Martin Werlen danke dem Papst für "sein ansteckendes Vorbild", heisst es in einer Mitteilung des Klosters Einsiedeln vom Freitag. Die Annahme des Amtsverzichts durch den Papst an dessen Namenstag ehre den Abt besonders.

Der 51-jährige Werlen will sich nach zwölfjähriger Amtszeit am 17. November 2013 in der Klosterkirche Einsiedeln von der Öffentlichkeit verabschieden. Die Wahl des neuen Abts soll am 23. November stattfinden.

Geheime Wahl durch Klostergemeinschaft

Als Nachfolger in Frage kommen jene der rund 60 Priester des Klosters, die mindestens 35 Jahre alt und nicht älter als 70 sind. Der neue Abt wird durch die Klostergemeinschaft in geheimer Wahl bestimmt.

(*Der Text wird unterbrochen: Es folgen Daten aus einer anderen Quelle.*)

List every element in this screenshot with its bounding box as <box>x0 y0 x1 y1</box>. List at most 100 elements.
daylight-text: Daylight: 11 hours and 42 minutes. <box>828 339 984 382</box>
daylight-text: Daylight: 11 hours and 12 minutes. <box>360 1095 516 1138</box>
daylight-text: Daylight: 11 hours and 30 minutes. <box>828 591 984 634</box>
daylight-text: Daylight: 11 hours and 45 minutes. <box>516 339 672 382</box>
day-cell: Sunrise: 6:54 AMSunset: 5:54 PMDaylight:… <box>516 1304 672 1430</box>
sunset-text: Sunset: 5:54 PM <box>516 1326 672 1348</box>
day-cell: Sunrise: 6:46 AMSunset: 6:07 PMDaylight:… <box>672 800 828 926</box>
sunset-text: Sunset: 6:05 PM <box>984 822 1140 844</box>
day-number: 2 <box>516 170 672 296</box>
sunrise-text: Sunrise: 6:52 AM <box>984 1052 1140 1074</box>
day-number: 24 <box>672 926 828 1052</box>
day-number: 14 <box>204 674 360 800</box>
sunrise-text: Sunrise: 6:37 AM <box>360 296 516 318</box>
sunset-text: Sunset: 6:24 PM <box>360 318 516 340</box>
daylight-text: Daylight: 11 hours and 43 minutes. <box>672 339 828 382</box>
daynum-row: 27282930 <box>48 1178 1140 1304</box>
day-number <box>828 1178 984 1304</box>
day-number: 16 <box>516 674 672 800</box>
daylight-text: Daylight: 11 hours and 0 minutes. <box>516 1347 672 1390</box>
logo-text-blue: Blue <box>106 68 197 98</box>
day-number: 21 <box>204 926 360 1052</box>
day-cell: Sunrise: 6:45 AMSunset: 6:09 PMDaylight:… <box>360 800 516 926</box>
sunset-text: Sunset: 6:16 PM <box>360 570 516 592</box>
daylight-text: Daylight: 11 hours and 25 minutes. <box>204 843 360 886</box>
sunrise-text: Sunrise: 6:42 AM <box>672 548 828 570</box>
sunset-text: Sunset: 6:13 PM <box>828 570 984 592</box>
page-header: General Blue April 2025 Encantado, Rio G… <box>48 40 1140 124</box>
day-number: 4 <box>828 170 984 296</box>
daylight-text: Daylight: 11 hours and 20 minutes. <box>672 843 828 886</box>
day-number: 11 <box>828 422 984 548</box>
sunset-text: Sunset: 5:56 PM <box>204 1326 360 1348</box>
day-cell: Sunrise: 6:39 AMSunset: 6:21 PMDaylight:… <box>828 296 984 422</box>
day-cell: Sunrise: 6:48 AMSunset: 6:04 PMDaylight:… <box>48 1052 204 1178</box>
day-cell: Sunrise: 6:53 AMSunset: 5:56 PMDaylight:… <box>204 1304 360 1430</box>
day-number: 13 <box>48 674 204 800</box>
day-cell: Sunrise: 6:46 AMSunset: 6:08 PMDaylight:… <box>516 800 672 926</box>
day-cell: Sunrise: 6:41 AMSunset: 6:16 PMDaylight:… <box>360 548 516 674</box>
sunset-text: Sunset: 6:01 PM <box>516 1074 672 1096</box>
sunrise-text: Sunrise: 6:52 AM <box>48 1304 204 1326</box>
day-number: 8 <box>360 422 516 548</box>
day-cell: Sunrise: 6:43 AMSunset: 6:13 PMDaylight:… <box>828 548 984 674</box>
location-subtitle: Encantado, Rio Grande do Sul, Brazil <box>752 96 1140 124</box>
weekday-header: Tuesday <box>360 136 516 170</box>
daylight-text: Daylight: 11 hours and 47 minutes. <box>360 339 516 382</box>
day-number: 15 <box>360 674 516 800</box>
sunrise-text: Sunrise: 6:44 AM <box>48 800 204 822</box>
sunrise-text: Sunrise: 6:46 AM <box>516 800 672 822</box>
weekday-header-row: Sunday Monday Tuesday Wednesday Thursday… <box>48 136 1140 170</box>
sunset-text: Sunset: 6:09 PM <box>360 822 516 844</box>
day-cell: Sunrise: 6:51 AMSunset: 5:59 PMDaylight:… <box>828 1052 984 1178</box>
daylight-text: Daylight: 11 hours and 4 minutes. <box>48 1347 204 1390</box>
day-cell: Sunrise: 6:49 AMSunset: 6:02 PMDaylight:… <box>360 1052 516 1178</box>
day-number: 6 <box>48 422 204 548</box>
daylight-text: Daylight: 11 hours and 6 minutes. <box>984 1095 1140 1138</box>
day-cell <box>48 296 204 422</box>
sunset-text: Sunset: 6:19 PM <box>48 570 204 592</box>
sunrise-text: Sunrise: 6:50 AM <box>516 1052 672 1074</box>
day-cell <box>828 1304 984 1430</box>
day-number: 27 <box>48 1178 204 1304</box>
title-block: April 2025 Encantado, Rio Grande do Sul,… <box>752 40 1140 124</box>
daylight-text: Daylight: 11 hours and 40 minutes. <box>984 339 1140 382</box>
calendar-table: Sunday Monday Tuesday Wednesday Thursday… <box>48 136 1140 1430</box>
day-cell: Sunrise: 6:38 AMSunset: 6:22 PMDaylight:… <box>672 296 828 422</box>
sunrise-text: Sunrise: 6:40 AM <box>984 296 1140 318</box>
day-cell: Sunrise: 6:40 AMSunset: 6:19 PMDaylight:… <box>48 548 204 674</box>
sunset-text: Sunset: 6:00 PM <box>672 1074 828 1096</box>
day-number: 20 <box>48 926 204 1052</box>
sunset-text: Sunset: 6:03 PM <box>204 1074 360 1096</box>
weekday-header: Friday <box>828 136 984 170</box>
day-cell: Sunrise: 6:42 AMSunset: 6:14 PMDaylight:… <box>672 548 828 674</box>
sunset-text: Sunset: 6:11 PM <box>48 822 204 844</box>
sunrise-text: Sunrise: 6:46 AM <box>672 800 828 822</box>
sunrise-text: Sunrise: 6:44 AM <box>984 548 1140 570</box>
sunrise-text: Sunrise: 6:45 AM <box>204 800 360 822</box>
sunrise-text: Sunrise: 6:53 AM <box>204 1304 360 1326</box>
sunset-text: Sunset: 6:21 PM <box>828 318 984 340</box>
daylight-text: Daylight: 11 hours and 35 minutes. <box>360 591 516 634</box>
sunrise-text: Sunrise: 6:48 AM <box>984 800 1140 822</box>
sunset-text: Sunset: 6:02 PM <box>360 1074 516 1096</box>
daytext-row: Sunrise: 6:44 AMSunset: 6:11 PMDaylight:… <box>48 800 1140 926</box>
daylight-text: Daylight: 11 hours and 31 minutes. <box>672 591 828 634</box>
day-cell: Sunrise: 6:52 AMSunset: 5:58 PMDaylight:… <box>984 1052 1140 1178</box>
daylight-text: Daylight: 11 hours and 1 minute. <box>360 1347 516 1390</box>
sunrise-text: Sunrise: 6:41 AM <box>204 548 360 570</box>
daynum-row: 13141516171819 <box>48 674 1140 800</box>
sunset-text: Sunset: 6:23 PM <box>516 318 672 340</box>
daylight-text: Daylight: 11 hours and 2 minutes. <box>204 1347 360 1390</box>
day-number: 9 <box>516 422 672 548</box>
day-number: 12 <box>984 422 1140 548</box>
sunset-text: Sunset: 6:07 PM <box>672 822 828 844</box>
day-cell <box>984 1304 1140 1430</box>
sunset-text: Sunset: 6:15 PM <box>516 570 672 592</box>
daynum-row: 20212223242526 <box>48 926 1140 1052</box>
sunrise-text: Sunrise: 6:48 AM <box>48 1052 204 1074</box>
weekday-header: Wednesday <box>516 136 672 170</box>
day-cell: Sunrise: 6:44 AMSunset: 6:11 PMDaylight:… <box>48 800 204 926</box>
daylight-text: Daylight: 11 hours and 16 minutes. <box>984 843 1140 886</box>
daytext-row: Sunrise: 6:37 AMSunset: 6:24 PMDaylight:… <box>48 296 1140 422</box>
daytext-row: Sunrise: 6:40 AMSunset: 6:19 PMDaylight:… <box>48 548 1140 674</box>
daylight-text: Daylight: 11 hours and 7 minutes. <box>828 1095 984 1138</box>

Bekanntgegeben wird der Name des 59. Abts erst nach Bestätigung und Ernennung durch den Papst, wie das Kloster Einsiedeln weiter mitteilte.

Als Leiter der Klöster Einsiedeln SZ und Fahr ZH trägt der Territorialabt die Insignien des Bischofs. Er ist ordentliches Mitglied der Schweizer Bischofskonferenz und direkt dem Papst unterstellt.

Seit 2001 im Amt

Abt Martin Werlen machte im Januar 2013 per Twitter auf seinen bevorstehenden Rücktritt aufmerksam. Er wolle nach dem Rücktritt in die Reihe der Mitbrüder zurückkehren, verlautete der Benediktiner damals.

Der gebürtige Walliser wurde am 10. November 2001 zum 58. Vorsteher des im Jahr 934 gegründeten Benediktinerklosters gewählt. Die Klostergemeinschaft hatte tags zuvor eine Amtszeitbeschränkung von 12 Jahren eingeführt.